Released in 2001, Gosford Park was director Robert Altman’s stab at the traditional manor house murder mystery as seen in hundreds of Agatha Christie adaptations over the decades. Equal parts homage and part parody, where Altman successfully bucks tradition is by showing the audience the mystery through the eyes of the servants, only taking us upstairs (where the murder has occurred) when one of the many housekeepers or valets have reason to be there. Where most other manor murders would have trained in on the aristocrats as they flung accusations at one another in various parlors and billiards rooms, Gosford Park only makes viewers privy to the upper class’s squabbles when a servant is nearby to hear it.
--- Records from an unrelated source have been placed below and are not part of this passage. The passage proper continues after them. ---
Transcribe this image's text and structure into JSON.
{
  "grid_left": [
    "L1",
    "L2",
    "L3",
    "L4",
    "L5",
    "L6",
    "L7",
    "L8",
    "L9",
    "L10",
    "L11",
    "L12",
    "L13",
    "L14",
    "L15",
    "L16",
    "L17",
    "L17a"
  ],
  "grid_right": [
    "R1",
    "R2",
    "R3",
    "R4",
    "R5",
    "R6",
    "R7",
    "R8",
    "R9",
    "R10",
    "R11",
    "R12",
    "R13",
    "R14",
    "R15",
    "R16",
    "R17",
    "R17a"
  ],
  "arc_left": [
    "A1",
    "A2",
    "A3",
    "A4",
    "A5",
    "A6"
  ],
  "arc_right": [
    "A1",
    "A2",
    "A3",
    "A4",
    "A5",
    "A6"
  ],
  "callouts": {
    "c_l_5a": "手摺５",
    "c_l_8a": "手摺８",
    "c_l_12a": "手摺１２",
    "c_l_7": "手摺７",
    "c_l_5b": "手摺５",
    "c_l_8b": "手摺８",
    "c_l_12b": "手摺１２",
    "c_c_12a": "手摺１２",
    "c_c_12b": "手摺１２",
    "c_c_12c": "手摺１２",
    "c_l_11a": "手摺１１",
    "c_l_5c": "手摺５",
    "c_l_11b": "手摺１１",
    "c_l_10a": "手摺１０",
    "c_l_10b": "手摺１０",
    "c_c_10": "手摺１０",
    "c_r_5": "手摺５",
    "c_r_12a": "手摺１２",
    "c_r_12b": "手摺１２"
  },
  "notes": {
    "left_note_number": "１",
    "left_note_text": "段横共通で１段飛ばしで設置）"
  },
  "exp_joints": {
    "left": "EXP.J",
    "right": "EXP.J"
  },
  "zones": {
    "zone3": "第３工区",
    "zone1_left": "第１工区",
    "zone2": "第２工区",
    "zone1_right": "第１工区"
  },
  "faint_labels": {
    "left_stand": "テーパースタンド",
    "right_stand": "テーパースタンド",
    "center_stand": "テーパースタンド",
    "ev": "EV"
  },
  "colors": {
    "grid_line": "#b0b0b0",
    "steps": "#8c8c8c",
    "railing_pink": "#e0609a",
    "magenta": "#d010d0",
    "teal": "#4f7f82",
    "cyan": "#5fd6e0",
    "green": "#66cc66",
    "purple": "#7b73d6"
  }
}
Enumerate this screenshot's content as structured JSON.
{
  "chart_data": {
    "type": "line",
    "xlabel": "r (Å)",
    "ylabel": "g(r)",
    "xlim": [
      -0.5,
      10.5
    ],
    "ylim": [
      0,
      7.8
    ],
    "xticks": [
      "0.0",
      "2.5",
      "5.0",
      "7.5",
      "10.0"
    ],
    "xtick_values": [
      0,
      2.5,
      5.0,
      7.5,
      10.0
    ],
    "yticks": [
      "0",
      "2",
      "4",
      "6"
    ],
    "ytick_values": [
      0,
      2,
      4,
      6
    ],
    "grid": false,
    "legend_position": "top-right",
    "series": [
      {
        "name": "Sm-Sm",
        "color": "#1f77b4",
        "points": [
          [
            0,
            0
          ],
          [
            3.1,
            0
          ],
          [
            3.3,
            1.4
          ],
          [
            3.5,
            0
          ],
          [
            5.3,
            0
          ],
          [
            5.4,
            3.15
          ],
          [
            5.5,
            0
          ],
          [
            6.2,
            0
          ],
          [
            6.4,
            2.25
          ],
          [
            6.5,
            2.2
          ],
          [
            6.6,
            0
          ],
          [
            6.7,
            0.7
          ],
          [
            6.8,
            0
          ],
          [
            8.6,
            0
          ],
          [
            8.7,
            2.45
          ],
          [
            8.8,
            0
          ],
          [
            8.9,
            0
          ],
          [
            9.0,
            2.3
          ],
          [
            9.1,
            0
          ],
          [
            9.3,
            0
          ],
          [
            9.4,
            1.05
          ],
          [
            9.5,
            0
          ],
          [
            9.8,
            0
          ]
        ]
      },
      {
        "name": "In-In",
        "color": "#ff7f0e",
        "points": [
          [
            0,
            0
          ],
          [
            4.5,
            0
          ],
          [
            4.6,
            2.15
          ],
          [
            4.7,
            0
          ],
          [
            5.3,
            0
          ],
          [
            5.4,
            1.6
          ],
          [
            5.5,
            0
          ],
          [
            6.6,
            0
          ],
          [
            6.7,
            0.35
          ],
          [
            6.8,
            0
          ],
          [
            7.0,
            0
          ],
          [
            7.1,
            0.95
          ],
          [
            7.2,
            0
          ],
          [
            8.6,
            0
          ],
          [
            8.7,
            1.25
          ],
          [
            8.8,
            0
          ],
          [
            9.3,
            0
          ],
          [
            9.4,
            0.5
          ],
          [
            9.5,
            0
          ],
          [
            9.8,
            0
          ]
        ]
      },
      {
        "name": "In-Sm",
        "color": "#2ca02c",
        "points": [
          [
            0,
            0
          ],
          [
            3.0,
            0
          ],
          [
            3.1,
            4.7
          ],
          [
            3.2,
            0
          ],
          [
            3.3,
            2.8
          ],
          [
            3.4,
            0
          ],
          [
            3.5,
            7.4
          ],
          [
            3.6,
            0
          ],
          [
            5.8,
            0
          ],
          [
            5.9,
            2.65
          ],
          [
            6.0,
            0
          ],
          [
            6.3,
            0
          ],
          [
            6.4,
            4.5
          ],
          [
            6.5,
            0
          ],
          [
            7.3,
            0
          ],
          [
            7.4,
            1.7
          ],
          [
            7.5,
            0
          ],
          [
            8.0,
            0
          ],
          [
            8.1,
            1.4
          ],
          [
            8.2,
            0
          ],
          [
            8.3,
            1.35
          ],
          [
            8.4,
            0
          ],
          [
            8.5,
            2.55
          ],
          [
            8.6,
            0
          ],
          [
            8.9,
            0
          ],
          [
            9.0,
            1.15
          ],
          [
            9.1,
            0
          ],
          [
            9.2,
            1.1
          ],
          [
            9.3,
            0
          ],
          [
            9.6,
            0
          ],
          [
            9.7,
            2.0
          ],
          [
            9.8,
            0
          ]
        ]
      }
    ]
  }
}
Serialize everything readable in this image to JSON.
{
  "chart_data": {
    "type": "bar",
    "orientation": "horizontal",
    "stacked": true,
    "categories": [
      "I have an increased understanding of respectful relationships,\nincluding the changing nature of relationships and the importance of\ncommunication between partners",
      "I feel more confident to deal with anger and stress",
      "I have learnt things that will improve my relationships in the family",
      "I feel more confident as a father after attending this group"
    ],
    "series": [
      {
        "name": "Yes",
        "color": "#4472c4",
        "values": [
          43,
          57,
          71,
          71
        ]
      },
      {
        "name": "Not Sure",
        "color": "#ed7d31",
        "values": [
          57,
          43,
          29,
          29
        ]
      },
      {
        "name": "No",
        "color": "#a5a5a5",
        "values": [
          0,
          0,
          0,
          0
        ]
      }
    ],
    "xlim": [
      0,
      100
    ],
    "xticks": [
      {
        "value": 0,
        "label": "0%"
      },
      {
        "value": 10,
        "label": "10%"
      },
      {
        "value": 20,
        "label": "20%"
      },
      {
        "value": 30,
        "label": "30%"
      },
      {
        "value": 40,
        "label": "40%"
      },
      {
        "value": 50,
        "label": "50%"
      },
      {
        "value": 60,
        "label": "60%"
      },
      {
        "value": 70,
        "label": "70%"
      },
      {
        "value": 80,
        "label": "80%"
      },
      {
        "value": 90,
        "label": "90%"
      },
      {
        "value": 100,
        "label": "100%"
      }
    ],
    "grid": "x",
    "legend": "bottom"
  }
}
Elsewhere, relevant backstory is regularly revealed in the form of gossip among the downstairs workers. It’s a subtle method of framing the really works well, breathing life back into a mystery genre that had become synonymous with stodginess.

It’s conceivable, too, that Gosford Park should play even better to American audiences now than it did on release, and that’s thanks to the stateside popularity of Downton Abbey. The runaway PBS hit has effectively trained its fans in the mechanics and hierarchy of a pre-War English manor house. Where viewers may originally have had a hard time keeping track of who worked for whom and under whom, anyone who’s seen the TV series will be better equipped to follow the workings both above and under stairs. Gosford Park was, of course, written by Downton creator Julian Fellowes, who had actually conceived of the series as a spin-off of the film. (Maggie Smith plays a salty dowager in both.) It goes without say that any Downton fan owes Gosford Park a revisit.

This finally brings us to the film’s absurdly stacked ensemble. Displaying many of big name actors taking on small roles for a chance to work with a great director like Altman, Gosford Park stars the aforementioned Smith, Michael Gambon, Kristin Scott Thomas, Kelly Macdonald, Clive Owen, Hellen Mirren, Charles Dance, Alan Bates, Stephen Fry, Emily Watson, Jeremy Northam, Richard E. Grant, and Ryan Phillippe. Altman pulls top performances from all of them, even those with surprisingly little screen time. (It’s strange to see Mirren, in particular, play a character mostly confined to the fringes of the screen.) Have we mentioned how funny all of it is?

Arrow brings the movie to Blu-ray in a new 4K restoration and 5.1 audio with optional subtitles. (Although the movie’s in English, these may be helpful – Altman encouraged the actors to talk over one another, as guests would at an actual dinner party, so it’s easy to miss some lines.) Thankfully they’ve ported over features from the old DVD edition which Altman contributed to before his death, including a full-length commentary (and one over the deleted scenes) by the director and a vintage Making Of featurette. New to this edition are a commentary by Altman scholars David Thompson and Geoff Andrew, interviews, and a well-illustrated booklet that includes original production notes, an essay, and a text interview with Altman. In all, it’s another wonderful package from the Arrow Academy line, more than worth a pickup for fans of Altman or even Downton Abbey.